As to Capt. Jones he should be assured that the younger generation consider themselves no degenerate sons of their fathers, and are bone of their bone and flesh of their flesh, and God grant that they shall ever be.

I, for one do not agree with him as to the cross-bar flag, and I claim to love that flag no more than he.

If he infers that the Southerner by a display of these flags and pointing his children to it means to teach them to love it as the flag of their country he does every one of them an injustice. Said a fire-eating ex-Confederate to me to-day: “It is a relic I think it as much so as the shot-and-shell-riddled State banners carried in the first engagements of ‘61, which are now displayed in many State houses and armories of the North and West. No difference.” The gentleman I referred to pointed to the Stars and Stripes and said, “That flag was made since the war, and it is much my flag as it is you flag, and my children shall be taught by it as your children, but we have as much right to display our old flag now as we have such like things of the war, which closed before you were born- twenty-six years and some months ago.”

Time changes and things change with time, and yet, as the Revolutionary war is not forgotten, so shall the late war be remembered in the future with each year the ranks of those living the grow thinner and thinner and after awhile there will be but a few left to tell the tale.

It is important that we of the younger generation should be taught, and now we are becoming capable of learning beyond the reach of the master’s pencil and switch.

Despising a thing will not kill it, and liberty and the touch of human nature maketh the whole world akin.

A man can despise the Confederate flag and yet be esteemed by one who does not. This country had been free, and perhaps too free; but this freedom cannot be shackled unless you go about it the right way. Touch the right spring and you have it.

In a few years Decoration Day will be as familiar to us as Christmas, and each year will make it more and more significant.

Let our fathers leave off their extreme ideas and we will be bettered by it.

We no longer need fear any cross-bar flag. We know none other than that which every nation reverences.

We fear no more rebellion; should it come we will put it down, and speedily for it cannot be what the last was. The younger generation of to-day are students of the country’s past history more than their fathers were, and 1861 was not what 1891 is.

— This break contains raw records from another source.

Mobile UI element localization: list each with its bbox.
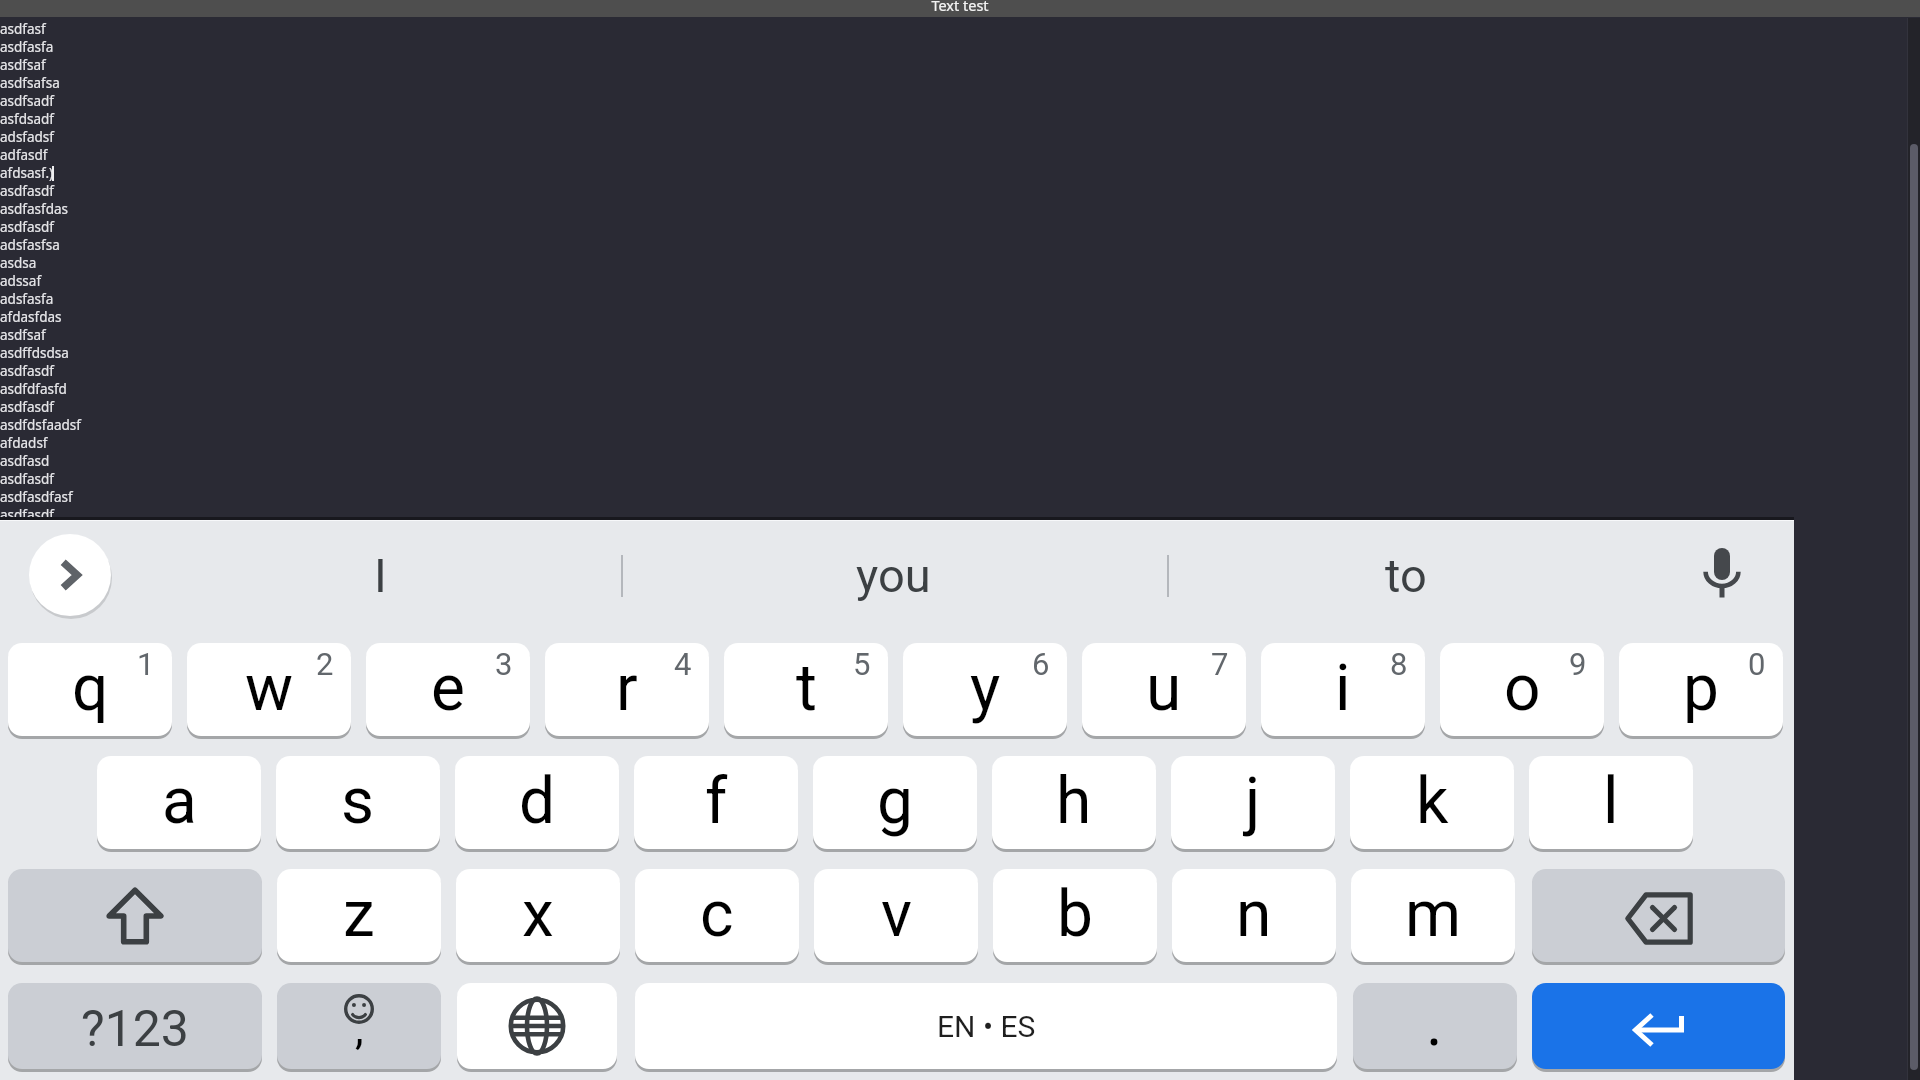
staticText: p bbox=[1683, 651, 1719, 726]
staticText: 6 bbox=[1032, 646, 1050, 682]
button[interactable]: Shift bbox=[8, 869, 262, 962]
staticText: asdfsaf bbox=[0, 56, 46, 74]
staticText: 2 bbox=[316, 646, 334, 682]
staticText: i bbox=[1335, 651, 1351, 726]
staticText: you bbox=[856, 548, 931, 603]
staticText: asdfasfa bbox=[0, 38, 54, 56]
staticText: adfasdf bbox=[0, 146, 48, 164]
staticText: asdfasdf bbox=[0, 470, 54, 488]
staticText: d bbox=[519, 764, 556, 839]
button[interactable]: e bbox=[366, 643, 530, 736]
staticText: adsfadsf bbox=[0, 128, 54, 146]
button[interactable]: Change keyboard language bbox=[457, 983, 617, 1069]
staticText: asdfasdf bbox=[0, 398, 54, 416]
button[interactable]: Expand toolbar bbox=[29, 534, 111, 616]
staticText: j bbox=[1245, 764, 1261, 839]
staticText: 5 bbox=[853, 646, 871, 682]
staticText: asdfsafsa bbox=[0, 74, 60, 92]
staticText: o bbox=[1504, 651, 1541, 726]
staticText: c bbox=[700, 877, 734, 952]
button[interactable]: Symbols bbox=[8, 983, 262, 1069]
button[interactable]: o bbox=[1440, 643, 1604, 736]
staticText: asdfasdfasf bbox=[0, 488, 73, 506]
button[interactable]: n bbox=[1172, 869, 1336, 962]
staticText: asdfsaf bbox=[0, 326, 46, 344]
staticText: asdfasdf bbox=[0, 362, 54, 380]
staticText: asdsa bbox=[0, 254, 37, 272]
staticText: u bbox=[1146, 651, 1182, 726]
staticText: s bbox=[341, 764, 375, 839]
staticText: asdfasdf bbox=[0, 218, 54, 236]
staticText: asdfsadf bbox=[0, 92, 54, 110]
button[interactable]: d bbox=[455, 756, 619, 849]
staticText: 0 bbox=[1748, 646, 1766, 682]
button[interactable]: m bbox=[1351, 869, 1515, 962]
staticText: asdfasd bbox=[0, 452, 50, 470]
button[interactable]: l bbox=[1529, 756, 1693, 849]
button[interactable]: I bbox=[220, 531, 540, 619]
button[interactable]: f bbox=[634, 756, 798, 849]
staticText: h bbox=[1056, 764, 1092, 839]
staticText: asfdsadf bbox=[0, 110, 54, 128]
staticText: k bbox=[1416, 764, 1449, 839]
staticText: q bbox=[72, 651, 109, 726]
button[interactable]: you bbox=[733, 531, 1053, 619]
staticText: b bbox=[1057, 877, 1093, 952]
button[interactable]: Enter bbox=[1532, 983, 1785, 1069]
button[interactable]: s bbox=[276, 756, 440, 849]
button[interactable]: w bbox=[187, 643, 351, 736]
button[interactable]: p bbox=[1619, 643, 1783, 736]
button[interactable]: v bbox=[814, 869, 978, 962]
staticText: asdfasdf bbox=[0, 506, 54, 524]
staticText: x bbox=[522, 877, 554, 952]
staticText: a bbox=[162, 764, 197, 839]
staticText: y bbox=[970, 651, 1001, 726]
button[interactable]: to bbox=[1246, 531, 1566, 619]
button[interactable]: t bbox=[724, 643, 888, 736]
staticText: adsfasfsa bbox=[0, 236, 60, 254]
button[interactable]: j bbox=[1171, 756, 1335, 849]
staticText: asdfdsfaadsf bbox=[0, 416, 81, 434]
staticText: asdfasf bbox=[0, 20, 46, 38]
staticText: asdfasfdas bbox=[0, 200, 69, 218]
staticText: asdffdsdsa bbox=[0, 344, 69, 362]
staticText: to bbox=[1385, 548, 1427, 603]
staticText: adsfasfa bbox=[0, 290, 54, 308]
staticText: afdsasf.) bbox=[0, 164, 54, 182]
button[interactable]: i bbox=[1261, 643, 1425, 736]
button[interactable]: g bbox=[813, 756, 977, 849]
staticText: Text test bbox=[0, 0, 1920, 15]
staticText: afdasfdas bbox=[0, 308, 62, 326]
staticText: 7 bbox=[1211, 646, 1229, 682]
staticText: t bbox=[796, 651, 817, 726]
button[interactable]: y bbox=[903, 643, 1067, 736]
button[interactable]: Emoji bbox=[277, 983, 441, 1069]
button[interactable]: r bbox=[545, 643, 709, 736]
staticText: f bbox=[705, 764, 728, 839]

When a couple of years ago a body of scores of thousands of men bearing a secret fraternity’s device marched in solid phalanx up and down the grand highway of our National Capital no one asked whether they were Yankies or rebels, yet they were both in majority, and I believe such lessons as this are far more likely to help the younger generation to love their country’s flag than hiding or burning the red rag. The less flag talk just after such gatherings at Alexandria on Saturday the better. “Let us have peace.”

Robert Bell.
Alexandria. Thursday.

  • Union and Confederate veterans celebrate Memorial Day together for the first time at Alexandria Soldiers' Cemetery in 1891.

Let Us Have Peace

Memorial Day 1891 marked the very first time the Robert E. Lee Camp of Confederate Veterans joined the Grand Army of the Republic Veterans to decorate Alexandria Soldiers’ Cemetery. Previously, Confederate and Union veterans had met separately to commemorate their dead. Not only was national unification more apparent but so was a sense of reconciliation and a shared sense of responsibility for all American Civil War dead.


Examine the source carefully and answer the questions below:

What details from the article illustrate greater reconciliation between Union and Confederate veterans?
Are there any details from the article that show ex-Confederates still thought of themselves as having a separate heritage from a national American one? If so, explain.